I’m going to let you in on a little secret: that warm, fuzzy feeling you get from compliments and glowing reviews? It feels amazing, but it's probably doing you a disservice!
We all love receiving praise. It makes us feel good, boosts our self-esteem, and lets us know we’re on the right track. But... just because something feels good doesn’t mean it’s actually going to benefit you on the long run🤫
In fact, it can, sometimes, be the opposite.
Think about it logically. When someone says, “Hey, good job! I love what you did there,” what’s the natural conclusion? You think, “Okay, I did everything right. There’s no room for improvement. I’m awesome. I’ll just keep doing what I'm doing.”
But this kind of thinking often stops you from doing any real analysis. You don’t take the time to critique and analyse your own performance because, well, you’ve just been told everything is all good. It’s comfortable, and most people will happily settle for lots of positive feedback for this very reason.
But what if you could choose a different, more powerful path?
What if you could choose to get comfortable with being uncomfortable?
My strong recommendation, especially for those early in their careers, is to start actively soliciting critical feedback.
And here’s a funny little analogy for why it works so well.
Imagine asking a good friend to punch you in the stomach as hard as they can. Now, that would typically be a painful, negative experience.
But because you’ve asked for it, you brace yourself. You tense your stomach muscles and prepare for it mentally and physically. It doesn’t hurt as much, and you don’t see it as an attack because you literally asked them to do it. Your brain is in a different mode.
That same concept applies in a purely mental space. When you actively ask for critical feedback, your brain sees it as an opportunity, not an attack. You've already put yourself in a receptive, non-defensive mindset, ready to receive the information and use it for your benefit 💥
The other piece of this is that making a habit of actively seeking feedback actually trains you for the future. If you make it a regular practice - maybe set a reminder on your phone to ask a manager or a trusted colleague once a month - you're exposing yourself to this situation more frequently.
When you’re used to getting feedback in a safe, low-stakes way - the kind you actually ask for - your brain starts building a little resilience muscle. It’s like quietly training for the big leagues. So when surprise, unsolicited feedback drops out of nowhere, it doesn’t send you straight into panic mode.
When feedback blindsides us, our primitive brain often jumps into fight-or-flight mode. That’s when we fall into what I call the B.E.D. response — Blame, Excuse, Deny — or its cousin, the Shield & Dagger reaction.
💥 Blame: “Well, if the client had actually given us the brief on time, I wouldn’t have missed the deadline.”
💬 Excuse: “I’ve been juggling so many projects, I just didn’t have the time to make it perfect.”
🙅♀️ Deny: “I don’t think that’s even true... the presentation was FINE.”

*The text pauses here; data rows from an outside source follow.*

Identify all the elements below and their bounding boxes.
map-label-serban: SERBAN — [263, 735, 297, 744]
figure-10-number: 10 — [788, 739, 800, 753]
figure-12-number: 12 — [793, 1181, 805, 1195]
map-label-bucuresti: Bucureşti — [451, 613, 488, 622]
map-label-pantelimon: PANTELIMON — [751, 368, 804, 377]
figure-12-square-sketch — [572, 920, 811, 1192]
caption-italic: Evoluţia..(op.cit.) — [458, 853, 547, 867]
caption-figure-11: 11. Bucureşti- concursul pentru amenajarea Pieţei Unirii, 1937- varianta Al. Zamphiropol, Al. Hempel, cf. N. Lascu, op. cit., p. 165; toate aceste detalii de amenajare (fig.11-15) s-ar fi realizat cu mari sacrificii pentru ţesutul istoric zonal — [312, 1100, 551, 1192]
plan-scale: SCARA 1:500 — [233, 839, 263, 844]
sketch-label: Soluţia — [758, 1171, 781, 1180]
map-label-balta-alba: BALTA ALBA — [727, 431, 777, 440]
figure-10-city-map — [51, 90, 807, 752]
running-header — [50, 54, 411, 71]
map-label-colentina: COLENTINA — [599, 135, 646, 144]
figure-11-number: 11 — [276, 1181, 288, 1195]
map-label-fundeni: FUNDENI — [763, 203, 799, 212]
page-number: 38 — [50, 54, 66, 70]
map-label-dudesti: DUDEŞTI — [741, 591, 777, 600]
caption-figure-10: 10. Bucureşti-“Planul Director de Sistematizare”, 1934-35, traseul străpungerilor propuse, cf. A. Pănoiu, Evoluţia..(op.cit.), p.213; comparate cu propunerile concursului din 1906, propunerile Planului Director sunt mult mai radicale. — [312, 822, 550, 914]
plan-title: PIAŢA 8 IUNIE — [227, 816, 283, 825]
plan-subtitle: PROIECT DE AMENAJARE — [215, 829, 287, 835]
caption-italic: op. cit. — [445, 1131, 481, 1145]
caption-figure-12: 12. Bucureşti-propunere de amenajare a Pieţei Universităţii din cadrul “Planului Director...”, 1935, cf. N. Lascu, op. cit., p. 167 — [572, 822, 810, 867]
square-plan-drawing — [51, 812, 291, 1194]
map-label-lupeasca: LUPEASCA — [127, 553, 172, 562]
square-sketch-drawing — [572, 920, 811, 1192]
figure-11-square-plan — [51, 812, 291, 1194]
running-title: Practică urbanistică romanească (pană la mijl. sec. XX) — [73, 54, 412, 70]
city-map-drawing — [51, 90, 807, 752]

🛡️ Shield & Dagger: Throwing up a defensive wall and going on the counterattack: “Yeah, but you’ve missed deadlines too…”
Totally human. We’ve all done it. But if we only ever encounter feedback in these high-stakes, ambush moments, we’re basically standing in the ring without having done any training.
It’s like doing core exercises to protect yourself from a surprise punch. If you’ve been building up your feedback “core strength” in low-pressure situations, you’re less likely to get winded. Instead of flinching or firing back, you can breathe, absorb it, and stay grounded.
And the beauty of this? You’ll find you can take the hit without feeling personally attacked - calmly, curiously, and professionally 🧘♀️
Actively working on your weaknesses is a great strategy, but it’s not for everyone.
There are a few different schools of thought on how to improve.
One says to double down on your strengths and let your weaknesses be. If you’re pursuing a specialist role - say, an AI expert or a cybersecurity professional highly concentrated in a narrow field - then honing your one key skill is a fantastic strategy.
But if you want to be a well-rounded, holistic worker, especially if your goal is a leadership role, then improving your weaknesses is a far better approach. It makes you a more complete, balanced professional.
And what better way to do that than by actively asking others to help you identify those areas for improvement? This intentionality is what sets you apart from those who passively wait for praise 📈
Beyond your own career growth, there's another powerful benefit to this practice: it strengthens your relationships.
When you ask for negative feedback, you’re showing a level of vulnerability and trust that can be incredibly powerful.
You're creating an environment where the other person feels comfortable sharing something that could be seen as conflict-driving.
Instead of it being a source of conflict, it becomes a source of opportunity for both parties. Your manager, for example, will see that you're mature and genuinely committed to growth, which builds a stronger bond and a more genuine working relationship.
This kind of honesty is what takes a professional relationship from "just a job" to something truly collaborative.
What was the last piece of critical feedback you received? Was it solicited or unsolicited? How did you respond?